Australian businesses are set for a possible six month period of "hibernation" in a further attempt to shield the economy from the devastating impact from the coronavirus.
Prime Minister Scott Morrison said details of the plan to effectively cocoon businesses will be announced in the next few days as part of a third stimulus package which will also include commercial and residential rental assistance.
"There are businesses which will have to close their doors," Mr Morrison told reporters in Canberra after meeting with the national cabinet made up of premiers and chief ministers.
Some businesses will find they won't have the customers to keep going, for various reasons.
"We want these businesses to effectively go into a hibernation, which means on the other side, the employees come back, the opportunities come back, the economy comes back," he said.
What he doesn't want over the course of the next six months is for those business to be so saddled by debt, rent and other liabilities that they will not be able to start again "on the other side".
The meeting was briefed by Treasury head Steven Kennedy on the potential impacts the country is dealing with.
"The treasurer and I will have more to say about that in the next few days, as we are preparing to put in place the third tranche of the measures," Mr Morrison said.

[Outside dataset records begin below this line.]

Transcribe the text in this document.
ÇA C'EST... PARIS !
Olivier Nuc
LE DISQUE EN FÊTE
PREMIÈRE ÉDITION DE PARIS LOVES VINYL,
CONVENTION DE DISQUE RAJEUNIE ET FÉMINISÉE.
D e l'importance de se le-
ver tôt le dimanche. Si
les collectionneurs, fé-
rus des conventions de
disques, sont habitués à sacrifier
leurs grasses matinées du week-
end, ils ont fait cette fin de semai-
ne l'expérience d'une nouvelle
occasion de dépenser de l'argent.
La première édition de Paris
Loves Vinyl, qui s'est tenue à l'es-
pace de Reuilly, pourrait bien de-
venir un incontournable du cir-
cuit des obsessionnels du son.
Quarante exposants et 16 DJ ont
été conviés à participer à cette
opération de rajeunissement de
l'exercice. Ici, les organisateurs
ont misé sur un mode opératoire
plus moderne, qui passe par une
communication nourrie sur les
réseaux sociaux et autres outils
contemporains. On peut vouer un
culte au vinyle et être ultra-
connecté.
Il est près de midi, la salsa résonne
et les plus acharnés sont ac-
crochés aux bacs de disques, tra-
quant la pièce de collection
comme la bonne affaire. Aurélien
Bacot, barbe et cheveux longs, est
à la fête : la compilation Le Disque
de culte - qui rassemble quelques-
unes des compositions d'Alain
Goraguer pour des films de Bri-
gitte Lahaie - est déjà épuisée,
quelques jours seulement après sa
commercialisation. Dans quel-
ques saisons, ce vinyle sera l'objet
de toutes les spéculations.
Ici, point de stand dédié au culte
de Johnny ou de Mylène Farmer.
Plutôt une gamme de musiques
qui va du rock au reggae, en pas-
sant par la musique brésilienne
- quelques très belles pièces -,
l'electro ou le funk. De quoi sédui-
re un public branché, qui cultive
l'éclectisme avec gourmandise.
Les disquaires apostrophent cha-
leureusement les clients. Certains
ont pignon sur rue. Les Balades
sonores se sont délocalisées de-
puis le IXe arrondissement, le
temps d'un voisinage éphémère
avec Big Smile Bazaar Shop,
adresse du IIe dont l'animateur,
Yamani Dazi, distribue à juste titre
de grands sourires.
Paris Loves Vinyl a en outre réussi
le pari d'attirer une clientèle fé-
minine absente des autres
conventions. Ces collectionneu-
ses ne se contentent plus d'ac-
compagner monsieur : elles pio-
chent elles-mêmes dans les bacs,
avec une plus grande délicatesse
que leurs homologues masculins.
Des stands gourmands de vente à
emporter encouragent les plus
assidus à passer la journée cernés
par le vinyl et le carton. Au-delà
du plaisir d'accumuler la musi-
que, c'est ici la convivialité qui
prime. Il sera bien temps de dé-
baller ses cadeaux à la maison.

John Daley, from the Grattan institute think tank, told a virtual seminar before the prime minister's press conference that a hard shutdown of the economy should have been in place weeks ago.
"It was very obvious to a lot of people three or four weeks ago that we should have shut Australia borders very hard," Mr Daley said.
"It's just nothing like good enough when you have a really dangerous disease."
He said it was possible with a suspension of economic activity, combined with government support, the economy could come out of the slump much faster than it otherwise would.
There have been calls for the government to provide a UK-style 80 per cent wage subsidy aimed at keeping people employed during what could be a prolonged coronavirus crisis.
But the Australian government has repeatedly baulked at the idea.
"No, we will not look at a UK-style system because in an Australian context that just wouldn't work," Senator Cormann told Sky News.
He added the government continued to assess ways to improve levels of income support.
The country was looking at six months of economic disruption from COVID-19 so support needed to get to people "as quickly as possible", he said.
"If we came up with a completely different system, a completely different approach and had to start up a system from scratch it would take us way too long to get that into the community."
But Labor industrial relation spokesman Tony Burke said it was not just the UK that has managed to set up such a scheme but also Ireland, Germany, the Netherlands and New Zealand.
"They're all setting up wage subsidy schemes so people can keep their jobs instead of joining unemployment queues during this crisis," Mr Burke told AAP.
"The Morrison government's response? Nah, it's all too hard."
Thousands of workers have already lost their jobs in the past week alone as the impact of the virus bites.
The hospitality, travel and retail sectors have had the bulk of the casualties, with outdoor leisure equipment Kathmandu adding to the dole queues on Friday by standing down 2000 workers. Other outdoor retailers are likely to follow suit.
Retail giant Myer announced late Friday, that it will close all of its stores for four weeks, and stand down about 10,000 staff without pay in the wake of the coronavirus pandemic.